Si
para Balzac“la novela es la vida privada de las naciones”, leer a
Rafael Chirbes constituye un ejercicio de dolorosa introspección
colectiva. Nos enfrenta el autor ante un retrato desgarrador e
inmisericorde de nuestra realidad, sin pausas, sin treguas, hasta la
asfixia:
“Hija
mía, le dice a Silvia, un genio contemporáneo es el que le da de
comer todos los meses a la familia con el sueldo base.

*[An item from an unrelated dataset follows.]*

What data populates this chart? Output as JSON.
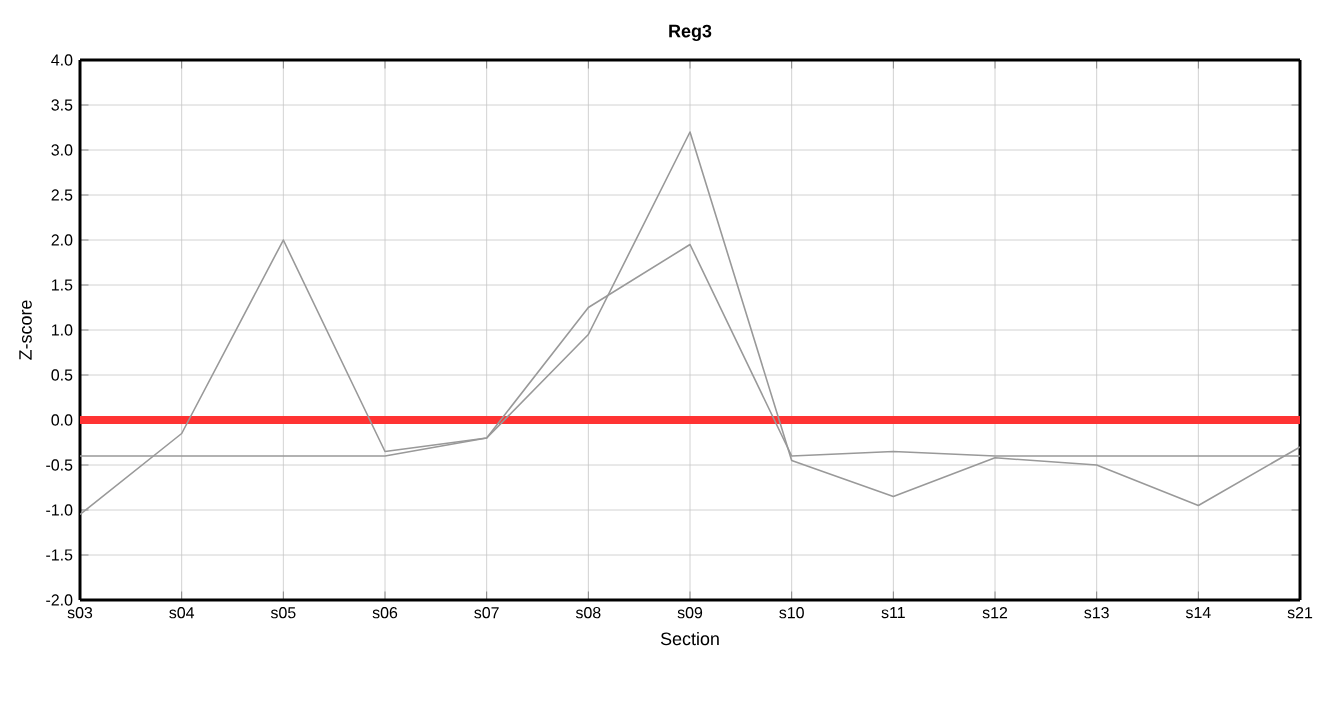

Los peruanos
los ecuatorianos los ucranianos polacos o marroquíes que
recorren tres cuatro diez mil kilómetros atraviesan el desierto
cruzan el océano pasan hambre y sed se juegan a los chinos, o a
pares o nones, a quién se comen en la patera, y consiguen llegar
hasta aquí y se suben a un andamio o se meten a sesenta grados bajo
los plásticos de un invernadero de Almería, y comen ellos y les
envían la mitad del sueldo a los hijos señora cuñados hermanos
suegra padres que tienen allí” (Crematorio).
Chirbes
duele porque muestra la sociedad que aparece ante sus ojos y la
presenta tal como es, exenta de afeites y maquillajes, negra, oscura y corrupta.
“La
verdad es inestable, se corrompe, se diluye, resbala, huye. La
mentira es como el agua, incolora, inodora e insípida, el paladar no
la percibe, pero nos refresca” (En la orilla)
Sus
personajes deambulan entre edificios en obras, marjales, bares o
prostíbulos. Son tan reales que te los puedes encontrar en cada
esquina.
...”de
la que se define como nueva clase media y es un conglomerado de
variantes de la clase obrera sin conciencia que trajo el thatcherismo
y se está llevando consigo la crisis actual desarbolándose los
humos,...” (En la orilla)
En
las novelas de Chirbes no hay salidas, no existe un espacio para la esperanza.
Quienes las leemos tenemos el reto de encontrarlas.